Ed. Morrell intervint en vain.

— Ne te fâche pas, professeur, de ce que je te dis là ! reprit Oppenheimer. Ce n’est pas pour t’offenser. Je ne prétends pas que tu as menti. Je dis simplement que as des fumées, comme un alcoolique. Et tu prends ensuite pour argent comptant les visions qui t’ont traversé la cervelle.

— Pardon ! protestai-je. Tu sais comme moi, Jake, que nous ne nous sommes jamais vus. Est-ce exact ?

— Je n’en sais rien et veux bien te croire sur parole. Quoique tu puisses m’avoir vu jadis, quelque part, sans connaître qui j’étais.

— Pardon ! Pardon ! Ne dévions pas de la question. En tout cas, je ne t’ai jamais vu déshabillé. Comment, alors, pourrais-je savoir et te dire que tu as deux cicatrises anciennes, l’une au coude droit, l’autre à la cheville droite ?

— Bagatelles ! Mon signalement court, ainsi que ma gueule, tous les bureaux de police des États-Unis. Ce n’est pas une rareté !

— Jamais, je t’assure, je n’en ai eu connaissance.

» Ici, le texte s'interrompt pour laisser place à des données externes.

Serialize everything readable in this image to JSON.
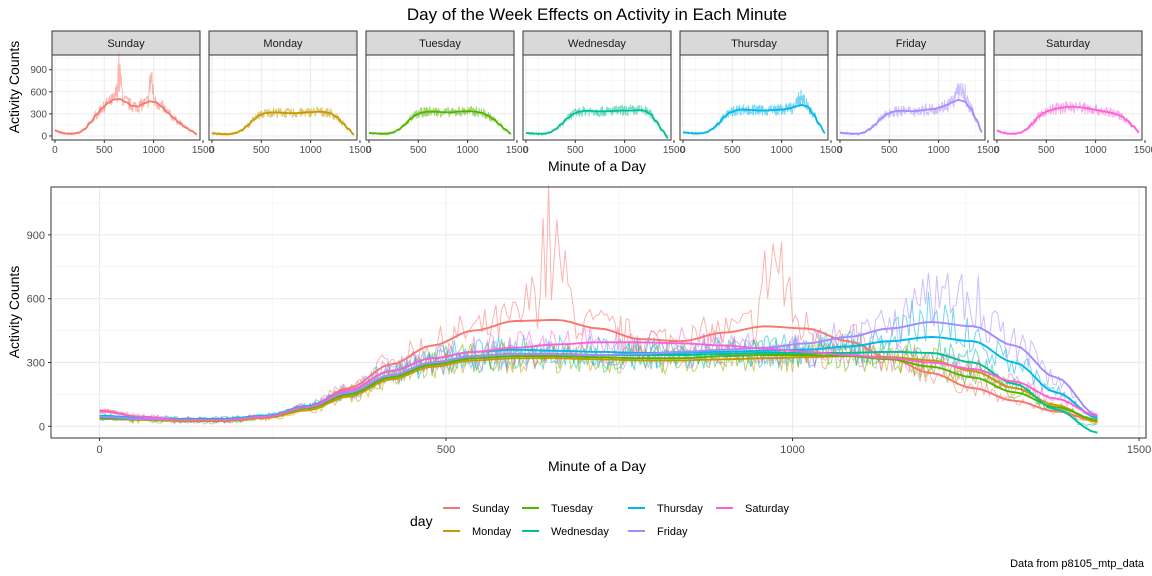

— Tu le crois comme tu le dis. Mais tu as oublié. Il y a comme cela, dans la vie, des tas de choses dont on ne se souvient plus et qui vous reviennent tout à coup. Cela arrive à tout le monde. Écoute-moi. Parmi les jurés qui me condamnèrent, à Oakland[1], à mes cinquante ans de prison, il y en avait un dont, un beau jour, j’oubliai totalement le nom. Eh bien, heu ! je restai, durant des semaines, étendu sur le dos dans ma cellule, à le chercher, sans pouvoir le retrouver. Impos-

  1. Ville de Californie, sur l’océan Pacifique. Jack London y exerça, dans sa jeunesse, le métier de crieur de journaux.